Compositore e pianista, Vincenzo Parisi porta nell’anima un mix di musica classica, rock psichedelico e canto popolare.
Diplomato brillantemente in pianoforte sotto la guida di Irene Schiavetto, laureato in Economia all’Università Bocconi, fondatore dei Kafka On The Shore con cui ha girato l’Europa, ha collaborato  nel frattempo con artisti della scena pop-rock e studiato composizione prima con Fabio Vacchi e attualmente con Mario Garuti presso il Conservatorio “G. Verdi” di Milano, frequentando parallelamente da allievo effettivo i corsi di perfezionamento di Alta Composizione Musicale presso l’Accademia Filarmonica di Bologna tenuti da Azio Corghi e Mauro Bonifacio e diventando membro del direttivo artistico dell’Eutopia Ensemble e del Festival Le Strade del Suono di stanza a Genova.

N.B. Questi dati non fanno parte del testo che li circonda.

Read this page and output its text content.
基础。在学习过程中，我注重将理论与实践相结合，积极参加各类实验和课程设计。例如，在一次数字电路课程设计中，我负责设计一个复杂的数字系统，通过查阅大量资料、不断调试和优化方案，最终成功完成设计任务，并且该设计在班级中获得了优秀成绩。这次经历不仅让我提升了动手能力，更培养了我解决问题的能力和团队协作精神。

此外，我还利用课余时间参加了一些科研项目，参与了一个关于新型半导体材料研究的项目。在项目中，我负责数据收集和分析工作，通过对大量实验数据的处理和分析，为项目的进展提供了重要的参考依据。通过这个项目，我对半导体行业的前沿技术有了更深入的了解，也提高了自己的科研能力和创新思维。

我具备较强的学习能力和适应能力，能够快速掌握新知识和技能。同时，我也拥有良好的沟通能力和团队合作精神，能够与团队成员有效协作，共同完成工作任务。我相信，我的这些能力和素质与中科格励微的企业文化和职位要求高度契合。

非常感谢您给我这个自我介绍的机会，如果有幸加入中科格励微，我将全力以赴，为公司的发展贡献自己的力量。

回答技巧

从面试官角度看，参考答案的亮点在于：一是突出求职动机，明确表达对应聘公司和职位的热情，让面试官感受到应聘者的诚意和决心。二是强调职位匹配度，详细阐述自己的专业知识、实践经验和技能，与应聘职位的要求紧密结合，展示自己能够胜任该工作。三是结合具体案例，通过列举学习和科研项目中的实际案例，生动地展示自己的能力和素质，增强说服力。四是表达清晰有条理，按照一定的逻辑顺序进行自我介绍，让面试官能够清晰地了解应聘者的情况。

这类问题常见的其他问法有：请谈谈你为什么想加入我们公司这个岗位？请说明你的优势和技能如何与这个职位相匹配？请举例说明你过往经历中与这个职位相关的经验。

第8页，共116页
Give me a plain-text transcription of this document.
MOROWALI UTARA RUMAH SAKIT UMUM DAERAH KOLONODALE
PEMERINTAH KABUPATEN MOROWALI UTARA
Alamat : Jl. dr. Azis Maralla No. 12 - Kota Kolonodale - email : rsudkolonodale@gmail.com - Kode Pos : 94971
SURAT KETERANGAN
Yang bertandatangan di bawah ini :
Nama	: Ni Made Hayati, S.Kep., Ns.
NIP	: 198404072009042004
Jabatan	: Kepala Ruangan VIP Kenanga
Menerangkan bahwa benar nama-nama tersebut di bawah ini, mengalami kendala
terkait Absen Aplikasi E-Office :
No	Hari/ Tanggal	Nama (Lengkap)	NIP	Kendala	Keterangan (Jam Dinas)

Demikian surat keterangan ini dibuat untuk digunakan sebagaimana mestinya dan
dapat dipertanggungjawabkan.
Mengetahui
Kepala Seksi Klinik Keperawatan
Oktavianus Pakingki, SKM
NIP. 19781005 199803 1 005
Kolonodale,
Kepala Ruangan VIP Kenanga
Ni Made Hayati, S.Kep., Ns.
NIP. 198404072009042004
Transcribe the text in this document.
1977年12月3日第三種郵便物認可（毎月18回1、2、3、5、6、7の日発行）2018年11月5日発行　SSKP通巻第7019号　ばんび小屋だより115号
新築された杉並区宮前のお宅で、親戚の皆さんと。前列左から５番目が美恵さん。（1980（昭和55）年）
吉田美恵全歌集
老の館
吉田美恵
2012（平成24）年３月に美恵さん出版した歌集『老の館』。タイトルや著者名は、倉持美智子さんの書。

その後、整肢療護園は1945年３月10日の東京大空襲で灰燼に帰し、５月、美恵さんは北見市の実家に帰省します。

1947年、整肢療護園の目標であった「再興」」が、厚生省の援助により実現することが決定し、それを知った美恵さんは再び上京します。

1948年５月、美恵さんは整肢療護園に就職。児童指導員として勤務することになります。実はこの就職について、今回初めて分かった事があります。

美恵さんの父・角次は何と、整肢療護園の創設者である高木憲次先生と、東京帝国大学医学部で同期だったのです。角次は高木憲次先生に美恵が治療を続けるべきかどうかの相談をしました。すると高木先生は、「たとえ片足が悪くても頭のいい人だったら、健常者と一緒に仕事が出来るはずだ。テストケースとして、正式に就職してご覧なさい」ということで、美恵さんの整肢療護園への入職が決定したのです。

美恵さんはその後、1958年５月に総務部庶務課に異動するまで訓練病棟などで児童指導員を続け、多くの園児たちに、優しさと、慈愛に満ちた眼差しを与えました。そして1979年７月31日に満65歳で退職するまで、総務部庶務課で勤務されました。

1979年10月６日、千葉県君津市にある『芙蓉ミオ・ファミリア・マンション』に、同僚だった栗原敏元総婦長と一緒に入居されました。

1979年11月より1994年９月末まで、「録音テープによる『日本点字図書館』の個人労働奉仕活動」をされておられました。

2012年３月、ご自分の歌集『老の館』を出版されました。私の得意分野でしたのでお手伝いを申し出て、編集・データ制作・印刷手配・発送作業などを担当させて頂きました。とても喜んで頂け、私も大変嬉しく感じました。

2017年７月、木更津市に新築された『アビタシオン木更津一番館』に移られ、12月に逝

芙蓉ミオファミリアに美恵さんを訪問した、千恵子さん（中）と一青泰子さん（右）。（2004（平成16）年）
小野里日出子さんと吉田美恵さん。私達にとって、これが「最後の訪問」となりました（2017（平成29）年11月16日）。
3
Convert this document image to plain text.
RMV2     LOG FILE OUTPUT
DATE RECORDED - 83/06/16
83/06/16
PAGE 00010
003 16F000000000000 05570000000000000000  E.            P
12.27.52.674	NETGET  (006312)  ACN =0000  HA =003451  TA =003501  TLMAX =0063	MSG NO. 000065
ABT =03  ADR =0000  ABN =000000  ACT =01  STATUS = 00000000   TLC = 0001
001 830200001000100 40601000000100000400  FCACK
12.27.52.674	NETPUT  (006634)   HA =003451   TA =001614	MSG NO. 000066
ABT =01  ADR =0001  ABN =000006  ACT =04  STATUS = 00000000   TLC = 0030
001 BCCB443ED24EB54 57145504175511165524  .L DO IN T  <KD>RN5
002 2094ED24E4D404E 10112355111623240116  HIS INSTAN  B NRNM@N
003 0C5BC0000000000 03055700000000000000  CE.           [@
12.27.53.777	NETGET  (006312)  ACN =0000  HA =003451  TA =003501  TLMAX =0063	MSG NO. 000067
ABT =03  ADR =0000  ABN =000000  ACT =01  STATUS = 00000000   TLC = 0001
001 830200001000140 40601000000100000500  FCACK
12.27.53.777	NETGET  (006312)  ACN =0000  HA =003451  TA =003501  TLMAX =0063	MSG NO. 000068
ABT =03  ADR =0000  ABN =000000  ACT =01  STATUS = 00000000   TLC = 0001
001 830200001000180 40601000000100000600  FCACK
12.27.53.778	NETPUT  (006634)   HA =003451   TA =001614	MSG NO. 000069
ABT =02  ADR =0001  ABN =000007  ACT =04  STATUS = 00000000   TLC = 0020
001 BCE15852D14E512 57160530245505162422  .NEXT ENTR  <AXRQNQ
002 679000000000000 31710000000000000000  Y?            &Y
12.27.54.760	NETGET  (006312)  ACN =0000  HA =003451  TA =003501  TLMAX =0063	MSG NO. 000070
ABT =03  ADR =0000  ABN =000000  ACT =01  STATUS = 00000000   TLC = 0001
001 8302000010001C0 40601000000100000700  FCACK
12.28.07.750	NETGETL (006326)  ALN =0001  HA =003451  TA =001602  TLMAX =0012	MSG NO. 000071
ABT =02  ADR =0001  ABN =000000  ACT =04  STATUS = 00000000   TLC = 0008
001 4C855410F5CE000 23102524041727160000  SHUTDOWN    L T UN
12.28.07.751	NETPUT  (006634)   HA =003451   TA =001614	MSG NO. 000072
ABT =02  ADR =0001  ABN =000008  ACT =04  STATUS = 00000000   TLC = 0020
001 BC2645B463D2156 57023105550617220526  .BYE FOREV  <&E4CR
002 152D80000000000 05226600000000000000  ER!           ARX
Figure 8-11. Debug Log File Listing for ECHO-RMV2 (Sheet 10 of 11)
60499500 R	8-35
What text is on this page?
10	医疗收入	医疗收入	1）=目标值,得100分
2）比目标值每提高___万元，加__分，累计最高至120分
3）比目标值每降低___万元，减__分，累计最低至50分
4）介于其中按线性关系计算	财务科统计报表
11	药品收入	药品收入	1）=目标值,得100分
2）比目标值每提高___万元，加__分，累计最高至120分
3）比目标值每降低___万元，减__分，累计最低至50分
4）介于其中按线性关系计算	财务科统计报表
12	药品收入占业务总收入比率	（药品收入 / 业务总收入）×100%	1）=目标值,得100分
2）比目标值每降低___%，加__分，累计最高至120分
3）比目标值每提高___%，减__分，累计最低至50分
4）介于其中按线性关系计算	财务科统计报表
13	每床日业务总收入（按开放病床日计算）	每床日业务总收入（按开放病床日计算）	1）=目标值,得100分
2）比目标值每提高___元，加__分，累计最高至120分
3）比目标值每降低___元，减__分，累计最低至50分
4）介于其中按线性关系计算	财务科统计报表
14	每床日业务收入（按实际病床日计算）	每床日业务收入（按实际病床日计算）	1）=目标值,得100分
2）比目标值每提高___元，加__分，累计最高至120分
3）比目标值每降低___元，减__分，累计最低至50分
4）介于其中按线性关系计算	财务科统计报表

Finalista al concorso internazionale Macerata Opera Festival 2019 per la scrittura di un’opera di teatro musicale insieme alla regista ungherese Hannah Gelesz, nel 2020 ha pubblicato l’album Zolfo eseguito al pianoforte solo e registrato dal vivo durante una performance nel quartiere di Ballarò a Palermo e nel 2021 ha vinto il 1°Premio al Concorso di Composizione del Conservatorio Verdi di Milano ed al Concorso Internazionale di Composizione Jorge Peixinho indetto dallo storico Grupo Contemporaneo de Musica de Lisboa in Portogallo nonché della Call For Scores 2021 indetta dalla Collana Discografica 19’40” fondata da Enrico Gabrielli (Calibro35, Afterhours), Sebastiano De Gennaro e Francesco Fusaro.

Il 2022 lo ha visto debuttare con la sua musica presso la Sala Verdi del Conservatorio di Milano con il brano per orchestra intitolato Colombre e presso la Fabbrica del Vapore ospite del Festival di Milano Musica con il soliloquio per ensemble e voce intitolato C’est quoi le sexe.

Con lui abbiamo parlato di musica, di come diventare musicistə professionistə e di stereotipi musicali.

Se potessi cristallizzare solo tre momenti del tuo percorso artistico professionale di pianista e compositore, quali sceglieresti?

Il giorno in cui a 15 anni ho incontrato Irene Schiavetta, la mia Maestra di pianoforte e vera guida spirituale. Avevo appena perso un’importante partita a hockey su prato, e rischiai di arrivare in ritardo all’audizione che mia madre era riuscita dopo mesi a fissare. Non sapevo cosa aspettarmi, in realtà volevo fare il regista nella vita, il pianoforte era poco più che un passatempo. Invece l’atmosfera di quella casa, quel vecchio Bösendorfer su cui avrei di lì a poco suonato orridamente uno dei “23 pezzi facili” di Bach, il carisma di Irene, tutto questo cambiò radicalmente la visione di quella che sarebbe stata la mia strada.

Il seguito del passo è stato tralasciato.